👉 Try the demo: https://github.com/LM-Kit/lm-kit-net-samples/tree/main/console_net/rag/single_turn_rag
Single-Turn RAG Q&A for C# .NET Applications
🎯 Purpose of the Demo
The Single-Turn RAG demo showcases how to use the LM-Kit.NET SDK to build a Retrieval-Augmented Generation (RAG) pipeline that answers questions from indexed documents. Each question is handled independently (single-turn), making this the simplest entry point for understanding how RAG works with LM-Kit.NET.
👥 Industry Target Audience
This sample is particularly beneficial for developers and organizations in the following sectors:
- 🛎️ Customer Support: Enhance customer service by retrieving and providing relevant information from knowledge bases.
- 📚 Education: Develop interactive tutoring systems that can answer questions based on textbooks or other educational materials.
- 🏥 Healthcare: Create virtual assistants that can provide information based on medical literature and guidelines.
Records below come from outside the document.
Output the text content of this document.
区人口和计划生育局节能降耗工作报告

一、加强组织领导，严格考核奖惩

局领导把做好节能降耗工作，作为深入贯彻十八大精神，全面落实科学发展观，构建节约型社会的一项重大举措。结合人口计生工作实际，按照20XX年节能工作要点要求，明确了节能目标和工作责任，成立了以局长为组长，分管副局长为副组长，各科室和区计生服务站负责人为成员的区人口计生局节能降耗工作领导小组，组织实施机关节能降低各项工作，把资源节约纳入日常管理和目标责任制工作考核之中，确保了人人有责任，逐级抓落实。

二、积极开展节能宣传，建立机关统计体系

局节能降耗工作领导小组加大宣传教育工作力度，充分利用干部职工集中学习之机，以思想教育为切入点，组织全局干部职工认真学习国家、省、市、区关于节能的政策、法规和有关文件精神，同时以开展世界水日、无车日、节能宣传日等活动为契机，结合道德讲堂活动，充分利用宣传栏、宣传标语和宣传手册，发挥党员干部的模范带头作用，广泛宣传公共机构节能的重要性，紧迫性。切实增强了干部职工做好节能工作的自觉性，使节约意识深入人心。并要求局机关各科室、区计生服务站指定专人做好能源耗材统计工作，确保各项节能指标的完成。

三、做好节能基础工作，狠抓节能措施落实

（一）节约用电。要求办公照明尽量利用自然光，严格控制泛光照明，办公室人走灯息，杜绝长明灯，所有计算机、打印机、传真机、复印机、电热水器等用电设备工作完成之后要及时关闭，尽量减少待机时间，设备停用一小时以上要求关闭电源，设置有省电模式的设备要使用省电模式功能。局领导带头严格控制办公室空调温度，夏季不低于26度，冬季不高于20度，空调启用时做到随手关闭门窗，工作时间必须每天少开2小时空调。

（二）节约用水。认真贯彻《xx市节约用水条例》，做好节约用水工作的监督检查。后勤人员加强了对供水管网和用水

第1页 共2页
- 🛍️ E-commerce: Improve customer engagement by providing detailed product information and recommendations from extensive catalogs.
🚀 Problem Solved
Generating accurate and contextually relevant responses can be challenging, especially when dealing with extensive knowledge bases. This demo addresses the problem by leveraging RAG techniques to retrieve relevant information from data sources before generating responses, ensuring precise and informative answers.
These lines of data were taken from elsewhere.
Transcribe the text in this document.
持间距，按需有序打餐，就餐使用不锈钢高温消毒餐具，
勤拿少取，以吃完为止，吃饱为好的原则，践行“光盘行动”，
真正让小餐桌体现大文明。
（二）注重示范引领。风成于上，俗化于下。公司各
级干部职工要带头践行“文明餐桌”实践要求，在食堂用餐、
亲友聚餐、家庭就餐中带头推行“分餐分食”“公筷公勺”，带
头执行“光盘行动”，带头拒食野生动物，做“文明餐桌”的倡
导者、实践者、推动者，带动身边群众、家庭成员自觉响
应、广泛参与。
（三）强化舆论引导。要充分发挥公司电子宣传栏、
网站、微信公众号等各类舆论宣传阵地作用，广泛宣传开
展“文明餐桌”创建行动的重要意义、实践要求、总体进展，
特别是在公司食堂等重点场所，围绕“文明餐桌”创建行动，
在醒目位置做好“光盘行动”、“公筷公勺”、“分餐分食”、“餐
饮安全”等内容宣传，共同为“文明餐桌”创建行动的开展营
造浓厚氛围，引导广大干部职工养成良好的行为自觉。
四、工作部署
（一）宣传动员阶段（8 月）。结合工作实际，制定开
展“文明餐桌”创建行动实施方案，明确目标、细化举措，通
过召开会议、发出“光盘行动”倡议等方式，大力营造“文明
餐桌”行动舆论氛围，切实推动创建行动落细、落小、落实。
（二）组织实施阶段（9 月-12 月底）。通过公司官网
💻 Sample Application Description
The Single-Turn RAG demo is a console application that allows users to ask questions answered from the content of loaded eBooks.
✨ Key Features
- 📦 Model Loading: Loads a chat model and an embedding model with download and loading progress.
- 📚 Data Source Loading: Loads eBooks as data sources that can be queried semantically.
- 🔍 RAG Integration: Uses Retrieval-Augmented Generation to retrieve relevant information from data sources and generate responses.
- 📈 Performance Metrics: Displays time taken to load data sources and other relevant metrics.
- 💾 Persistent Storage: Data sources are saved locally for reuse across sessions.
🧠 Supported Models
- Chat Model: Gemma 3 4B
- Embeddings Model: EmbeddingGemma 300M
📘 Data Sources
The sample loads the following eBooks as data sources:
- Romeo and Juliet by William Shakespeare
- Moby Dick by Herman Melville
- Pride and Prejudice by Jane Austen
🛠️ Getting Started
📋 Prerequisites
- .NET 8.0 or later
📥 Download the Project
▶️ Running the Application
📂 Clone the repository:
git clone https://github.com/LM-Kit/lm-kit-net-samples📁 Navigate to the project directory:
cd lm-kit-net-samples/console_net/rag/single_turn_rag🔨 Build and run the application:
dotnet build dotnet run📜 Follow the on-screen prompts to load models and data sources and start querying.
💡 Example Usage
- 📦 Load Models: The application loads a chat model and an embedding model automatically.
- 📚 Load Data Sources: The application loads eBooks as data sources for querying.
- ❓ Enter Query: Start by entering a query, such as "What are the causes and effects of the feud between the two prominent families" or "What are the names of the two rival families?".
- 💬 Receive Response: The system will retrieve relevant information from the loaded data sources and generate a response.
- 🔄 Continue Interaction: Enter another query or end the program by submitting an empty input.
By following these steps, developers can explore the fundamentals of RAG with LM-Kit.NET, building a foundation for more advanced retrieval pipelines.